Ainda será um processo longo e demorado de readaptação à vida após isolamento

Miriam Brito Guimarães* Publicado em 02/11/2021, às 07h00

Crianças estão voltando a se socializar
Crianças estão voltando a se socializar

Muito se fala sobre a saúde mental dos jovens e das crianças por conta de um isolamento tão duro imposto prematuramente a todos durante um ano e meio. Neste retorno gradativo que vivemos durante o ano de 2021, algumas situações inesperadas se colocaram escancaradas diante de nós, professores, que tivemos nossos desafios multiplicados.

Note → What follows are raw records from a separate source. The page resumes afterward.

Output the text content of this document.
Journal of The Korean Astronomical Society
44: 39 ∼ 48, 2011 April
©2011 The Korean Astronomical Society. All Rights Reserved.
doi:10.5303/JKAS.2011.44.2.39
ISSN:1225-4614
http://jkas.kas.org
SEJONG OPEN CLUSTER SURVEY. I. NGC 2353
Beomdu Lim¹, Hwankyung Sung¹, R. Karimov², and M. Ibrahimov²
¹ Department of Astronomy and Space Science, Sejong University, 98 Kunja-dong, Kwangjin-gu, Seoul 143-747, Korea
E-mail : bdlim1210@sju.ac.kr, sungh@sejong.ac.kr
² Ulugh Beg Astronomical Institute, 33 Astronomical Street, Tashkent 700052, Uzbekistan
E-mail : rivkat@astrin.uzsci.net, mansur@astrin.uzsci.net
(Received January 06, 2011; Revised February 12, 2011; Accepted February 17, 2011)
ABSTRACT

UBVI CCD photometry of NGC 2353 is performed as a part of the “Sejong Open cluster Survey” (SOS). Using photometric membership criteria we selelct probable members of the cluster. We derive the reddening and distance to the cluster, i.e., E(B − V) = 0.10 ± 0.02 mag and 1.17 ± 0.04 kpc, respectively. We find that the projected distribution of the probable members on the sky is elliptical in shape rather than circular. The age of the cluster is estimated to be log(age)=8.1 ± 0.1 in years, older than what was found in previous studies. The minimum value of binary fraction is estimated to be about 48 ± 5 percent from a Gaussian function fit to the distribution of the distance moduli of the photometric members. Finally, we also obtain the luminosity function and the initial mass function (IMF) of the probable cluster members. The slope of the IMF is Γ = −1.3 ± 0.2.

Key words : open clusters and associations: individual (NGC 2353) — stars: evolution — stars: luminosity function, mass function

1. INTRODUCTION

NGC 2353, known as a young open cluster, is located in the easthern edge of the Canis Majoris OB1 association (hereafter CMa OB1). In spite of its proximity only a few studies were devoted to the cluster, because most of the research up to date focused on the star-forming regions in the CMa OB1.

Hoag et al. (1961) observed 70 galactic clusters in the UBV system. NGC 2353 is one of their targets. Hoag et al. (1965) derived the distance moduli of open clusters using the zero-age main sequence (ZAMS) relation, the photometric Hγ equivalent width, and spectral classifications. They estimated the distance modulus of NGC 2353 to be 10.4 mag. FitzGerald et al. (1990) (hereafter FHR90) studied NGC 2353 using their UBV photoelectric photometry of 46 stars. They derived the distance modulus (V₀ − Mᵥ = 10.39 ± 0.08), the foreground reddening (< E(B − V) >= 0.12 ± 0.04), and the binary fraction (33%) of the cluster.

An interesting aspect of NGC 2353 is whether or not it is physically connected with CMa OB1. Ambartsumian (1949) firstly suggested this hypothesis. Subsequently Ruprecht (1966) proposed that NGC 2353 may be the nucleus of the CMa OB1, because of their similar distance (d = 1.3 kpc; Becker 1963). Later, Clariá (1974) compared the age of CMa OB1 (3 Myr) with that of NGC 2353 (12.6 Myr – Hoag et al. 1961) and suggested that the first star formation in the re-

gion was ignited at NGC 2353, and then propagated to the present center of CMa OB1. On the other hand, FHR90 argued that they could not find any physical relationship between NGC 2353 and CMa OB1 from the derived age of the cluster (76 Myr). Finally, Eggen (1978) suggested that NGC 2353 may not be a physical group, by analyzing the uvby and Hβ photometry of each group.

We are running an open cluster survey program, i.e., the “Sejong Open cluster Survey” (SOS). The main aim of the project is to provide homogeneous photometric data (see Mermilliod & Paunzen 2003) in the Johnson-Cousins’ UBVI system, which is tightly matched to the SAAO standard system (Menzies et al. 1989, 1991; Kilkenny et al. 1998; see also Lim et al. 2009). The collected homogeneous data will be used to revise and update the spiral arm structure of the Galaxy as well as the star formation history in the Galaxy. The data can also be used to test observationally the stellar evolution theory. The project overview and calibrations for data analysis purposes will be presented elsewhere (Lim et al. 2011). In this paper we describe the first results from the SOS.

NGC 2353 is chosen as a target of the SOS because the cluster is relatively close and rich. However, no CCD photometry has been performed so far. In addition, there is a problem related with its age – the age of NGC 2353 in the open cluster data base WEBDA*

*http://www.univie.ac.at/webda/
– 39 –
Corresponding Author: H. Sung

Por serem mais novos, os estudantes estão em constante aprendizado e, no convívio, vão se adaptando às novas fases de vida, junto aos colegas. Mas esse processo foi interrompido com o isolamento. O que quero dizer é que, com mais de um ano em casa convivendo apenas com seus parentes, a socialização ficou comprometida, pois acabaram se desapegando de combinados e regras que eram tão comuns quanto automáticas na situação escolar. Crianças e jovens deixaram de lidar com o contexto de grupo, de esperar sua vez, de negociar suas necessidades e desejos. No cotidiano da sala de aula, isso gera novas situações que requerem olhar atento das equipes pedagógicas. Nunca as habilidades socioemocionais foram tão importantes no contexto escolar. Da mesma forma, a escola vive, hoje, o ápice de seu papel de formação de pessoas para o mundo.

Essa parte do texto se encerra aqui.